El culto a los mártires es un rasgo fundamental de la religión chiíta, gestada bajo la constante persecución de los suníes, y cuyos santos imanes, todos, han sido objeto de martirio salvo el último, el Mahdi, que está oculto y volverá al fin de los tiempos para juzgar junto con Jesús. La nakhl o “palmera de dátiles”, el catafalco simbólico del Imam Huseín, nieto de Mahoma asesinado por el califa usurpador suní en la batalla de Karbala, se expone todo el año en el balcón del santuario de Huseín. En las ciudades del desierto de Irán, lo llevan en procesión durante el aniversario de la batalla, el Día de Ashura.
Gitanas de ropa coloreada recorren las calles en el mediodía abrasador con niños en brazos, pidiendo de puerta en puerta. “Vienen del sur”, me susurra Mohammed, “aquí, en la provincia de Isfahán los rumi son artesanos, no mendigos.” Una de las muchachas gitanas evita que la fotografiemos interponiendo al niño al coger nuestra limosna. Otra nos mira con extrañeza, como si nunca hubiera visto una cámara. Pasa a mi lado hacia una tienda sin pedirme dinero.

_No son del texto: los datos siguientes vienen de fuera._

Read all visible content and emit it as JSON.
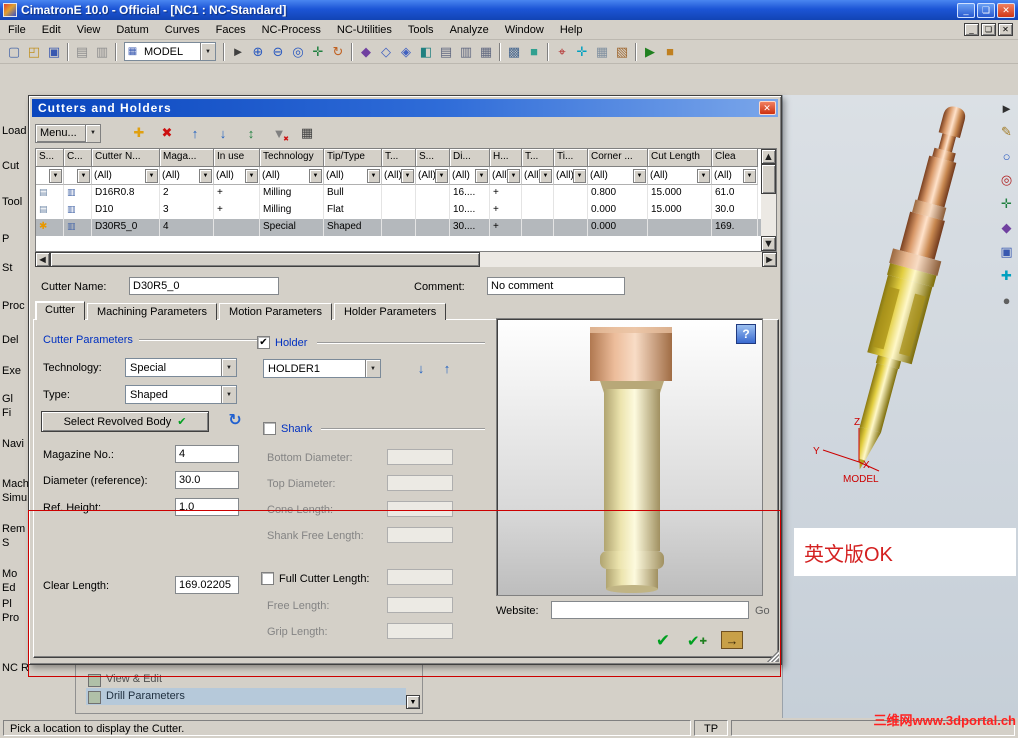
{
  "window": {
    "title": "CimatronE 10.0 - Official - [NC1 : NC-Standard]",
    "controls": {
      "minimize": "_",
      "restore": "❏",
      "close": "✕"
    }
  },
  "menu_bar": [
    "File",
    "Edit",
    "View",
    "Datum",
    "Curves",
    "Faces",
    "NC-Process",
    "NC-Utilities",
    "Tools",
    "Analyze",
    "Window",
    "Help"
  ],
  "mdi_controls": {
    "minimize": "_",
    "restore": "❏",
    "close": "✕"
  },
  "main_toolbar": {
    "model_selector": "MODEL",
    "icons_left": [
      {
        "name": "new-file-icon",
        "glyph": "▢",
        "color": "#4868a8"
      },
      {
        "name": "open-file-icon",
        "glyph": "◰",
        "color": "#c09020"
      },
      {
        "name": "save-icon",
        "glyph": "▣",
        "color": "#3858b0"
      },
      {
        "sep": true
      },
      {
        "name": "print-icon",
        "glyph": "▤",
        "color": "#909090"
      },
      {
        "name": "print-preview-icon",
        "glyph": "▥",
        "color": "#909090"
      },
      {
        "sep": true
      }
    ],
    "icons_right": [
      {
        "sep": true
      },
      {
        "name": "select-icon",
        "glyph": "►",
        "color": "#404040"
      },
      {
        "name": "zoom-in-icon",
        "glyph": "⊕",
        "color": "#2858c0"
      },
      {
        "name": "zoom-out-icon",
        "glyph": "⊖",
        "color": "#2858c0"
      },
      {
        "name": "zoom-fit-icon",
        "glyph": "◎",
        "color": "#2858c0"
      },
      {
        "name": "pan-icon",
        "glyph": "✛",
        "color": "#208040"
      },
      {
        "name": "rotate-view-icon",
        "glyph": "↻",
        "color": "#c06020"
      },
      {
        "sep": true
      },
      {
        "name": "shaded-view-icon",
        "glyph": "◆",
        "color": "#7040a0"
      },
      {
        "name": "wireframe-view-icon",
        "glyph": "◇",
        "color": "#4060c0"
      },
      {
        "name": "hidden-line-icon",
        "glyph": "◈",
        "color": "#4060c0"
      },
      {
        "name": "iso-view-icon",
        "glyph": "◧",
        "color": "#208080"
      },
      {
        "name": "top-view-icon",
        "glyph": "▤",
        "color": "#606880"
      },
      {
        "name": "front-view-icon",
        "glyph": "▥",
        "color": "#606880"
      },
      {
        "name": "right-view-icon",
        "glyph": "▦",
        "color": "#606880"
      },
      {
        "sep": true
      },
      {
        "name": "display-mode-icon",
        "glyph": "▩",
        "color": "#486890"
      },
      {
        "name": "render-icon",
        "glyph": "■",
        "color": "#30a090"
      },
      {
        "sep": true
      },
      {
        "name": "measure-icon",
        "glyph": "⌖",
        "color": "#b02020"
      },
      {
        "name": "ucs-icon",
        "glyph": "✛",
        "color": "#00a0c0"
      },
      {
        "name": "grid-icon",
        "glyph": "▦",
        "color": "#8090a0"
      },
      {
        "name": "layers-icon",
        "glyph": "▧",
        "color": "#a06830"
      },
      {
        "sep": true
      },
      {
        "name": "simulate-icon",
        "glyph": "▶",
        "color": "#208020"
      },
      {
        "name": "stock-icon",
        "glyph": "■",
        "color": "#c08020"
      }
    ]
  },
  "secondary_toolbar": {
    "icons": [
      {
        "name": "datum-csys-icon",
        "glyph": "✛",
        "color": "#00a0c0"
      },
      {
        "name": "axis-icon",
        "glyph": "⌖",
        "color": "#b02020"
      },
      {
        "name": "plane-icon",
        "glyph": "◧",
        "color": "#4060c0"
      },
      {
        "name": "point-icon",
        "glyph": "●",
        "color": "#202020"
      },
      {
        "name": "corner-icon",
        "glyph": "∟",
        "color": "#208040"
      },
      {
        "name": "view-manager-icon",
        "glyph": "▦",
        "color": "#606880"
      },
      {
        "name": "snap-icon",
        "glyph": "◎",
        "color": "#a06830"
      }
    ]
  },
  "right_toolbar": {
    "icons": [
      {
        "name": "select-tool-icon",
        "glyph": "►",
        "color": "#303030"
      },
      {
        "name": "sketch-pencil-icon",
        "glyph": "✎",
        "color": "#a07820"
      },
      {
        "name": "circle-icon",
        "glyph": "○",
        "color": "#2858c0"
      },
      {
        "name": "target-icon",
        "glyph": "◎",
        "color": "#b02020"
      },
      {
        "name": "cross-icon",
        "glyph": "✛",
        "color": "#208040"
      },
      {
        "name": "diamond-icon",
        "glyph": "◆",
        "color": "#7040a0"
      },
      {
        "name": "solid-icon",
        "glyph": "▣",
        "color": "#3858b0"
      },
      {
        "name": "add-icon",
        "glyph": "✚",
        "color": "#00a0c0"
      },
      {
        "name": "dot-icon",
        "glyph": "●",
        "color": "#606060"
      }
    ]
  },
  "left_panel_labels": [
    "Load",
    "Cut",
    "Tool",
    "P",
    "St",
    "Proc",
    "Del",
    "Exe",
    "Gl",
    "Fi",
    "Navi",
    "Mach",
    "Simu",
    "Rem",
    "S",
    "Mo",
    "Ed",
    "Pl",
    "Pro",
    "NC Report"
  ],
  "dialog": {
    "title": "Cutters and Holders",
    "close_glyph": "✕",
    "menu_button": "Menu...",
    "toolbar_icons": [
      {
        "name": "add-cutter-icon",
        "glyph": "✚",
        "color": "#e0a010"
      },
      {
        "name": "delete-cutter-icon",
        "glyph": "✖",
        "color": "#cc1010"
      },
      {
        "name": "export-cutter-icon",
        "glyph": "↑",
        "color": "#2060c0"
      },
      {
        "name": "import-cutter-icon",
        "glyph": "↓",
        "color": "#2060c0"
      },
      {
        "name": "sync-cutter-icon",
        "glyph": "↕",
        "color": "#208040"
      },
      {
        "name": "clear-filter-icon",
        "glyph": "▼",
        "color": "#808080",
        "badge": "✖",
        "badge_color": "#cc1010"
      },
      {
        "name": "cutter-catalog-icon",
        "glyph": "▦",
        "color": "#404040"
      }
    ],
    "table": {
      "columns": [
        "S...",
        "C...",
        "Cutter N...",
        "Maga...",
        "In use",
        "Technology",
        "Tip/Type",
        "T...",
        "S...",
        "Di...",
        "H...",
        "T...",
        "Ti...",
        "Corner ...",
        "Cut Length",
        "Clea"
      ],
      "filters": [
        "",
        "",
        "(All)",
        "(All)",
        "(All)",
        "(All)",
        "(All)",
        "(All)",
        "(All)",
        "(All)",
        "(All)",
        "(All)",
        "(All)",
        "(All)",
        "(All)",
        "(All)"
      ],
      "rows": [
        {
          "current": false,
          "selected": false,
          "cells": [
            "",
            "",
            "D16R0.8",
            "2",
            "+",
            "Milling",
            "Bull",
            "",
            "",
            "16....",
            "+",
            "",
            "",
            "0.800",
            "15.000",
            "61.0"
          ]
        },
        {
          "current": false,
          "selected": false,
          "cells": [
            "",
            "",
            "D10",
            "3",
            "+",
            "Milling",
            "Flat",
            "",
            "",
            "10....",
            "+",
            "",
            "",
            "0.000",
            "15.000",
            "30.0"
          ]
        },
        {
          "current": true,
          "selected": true,
          "cells": [
            "",
            "",
            "D30R5_0",
            "4",
            "",
            "Special",
            "Shaped",
            "",
            "",
            "30....",
            "+",
            "",
            "",
            "0.000",
            "",
            "169."
          ]
        }
      ]
    },
    "tabs": [
      "Cutter",
      "Machining Parameters",
      "Motion Parameters",
      "Holder Parameters"
    ],
    "active_tab": 0,
    "form": {
      "cutter_name_label": "Cutter Name:",
      "cutter_name": "D30R5_0",
      "comment_label": "Comment:",
      "comment": "No comment",
      "cutter_parameters_title": "Cutter Parameters",
      "technology_label": "Technology:",
      "technology": "Special",
      "type_label": "Type:",
      "type": "Shaped",
      "select_revolved_body": "Select Revolved Body",
      "magazine_label": "Magazine No.:",
      "magazine": "4",
      "diameter_label": "Diameter (reference):",
      "diameter": "30.0",
      "ref_height_label": "Ref. Height:",
      "ref_height": "1.0",
      "clear_length_label": "Clear Length:",
      "clear_length": "169.02205",
      "holder_label": "Holder",
      "holder_checked": true,
      "holder_value": "HOLDER1",
      "shank_label": "Shank",
      "shank_checked": false,
      "bottom_diameter_label": "Bottom Diameter:",
      "top_diameter_label": "Top Diameter:",
      "cone_length_label": "Cone Length:",
      "shank_free_length_label": "Shank Free Length:",
      "full_cutter_length_label": "Full Cutter Length:",
      "full_cutter_length_checked": false,
      "free_length_label": "Free Length:",
      "grip_length_label": "Grip Length:",
      "website_label": "Website:",
      "website_value": "",
      "go_label": "Go"
    },
    "actions": {
      "ok_glyph": "✔",
      "apply_glyph": "✔",
      "apply_badge": "✚",
      "exit_glyph": "→",
      "help_glyph": "?",
      "refresh_glyph": "↻",
      "select_body_check": "✔"
    }
  },
  "background_window": {
    "items": [
      {
        "label": "View & Edit",
        "highlighted": false
      },
      {
        "label": "Drill Parameters",
        "highlighted": true
      }
    ]
  },
  "viewport": {
    "axes": {
      "x": "X",
      "y": "Y",
      "z": "Z"
    },
    "origin_label": "MODEL",
    "note": "英文版OK"
  },
  "status_bar": {
    "message": "Pick a location to display the Cutter.",
    "mode": "TP",
    "watermark": "三维网www.3dportal.ch"
  }
}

Al lado de la mezquita una mujer mayor cose sentada en el umbral de su casa. En un viejo bote de pintura vende unos folletos informativos muy bien elaborados sobre el pueblo. Compro dos diferentes por siete euros, pero Mohammed no me permite pagar esta cantidad. Me indica que un total de dos euros está impreso y bien visible. Empieza un regateo largo y preciosamente coreografiado. El resultado final son cinco euros, con todos contentos.
La terraza del hotel y restaurante Viuna, arriba del pueblo, tiene una vista extraordinaria sobre todo el lugar. El dueño, Hamid, ingeniero, trabajó muchos años en Bangalore, al sur de la India. De allí importó sus conocimientos sobre la gestión turística. El hotel fue construido en el estilo tradicional de Abyaneh, con muy buen gusto, sin exageración alguna. En las mesas, juegos de té y pipas de agua decoradas con el retrato del sha Nasser al-Din; en las paredes, buenas fotos de las casas antiguas de Abyaneh, así como de niños y ancianos en traje tradicional. “¿Quién es el fotógrafo?” “Yo”, dice Hamid, y me muestra orgulloso un grueso folleto también con sus fotos, la publicación del hotel. La tradición está en buenas manos.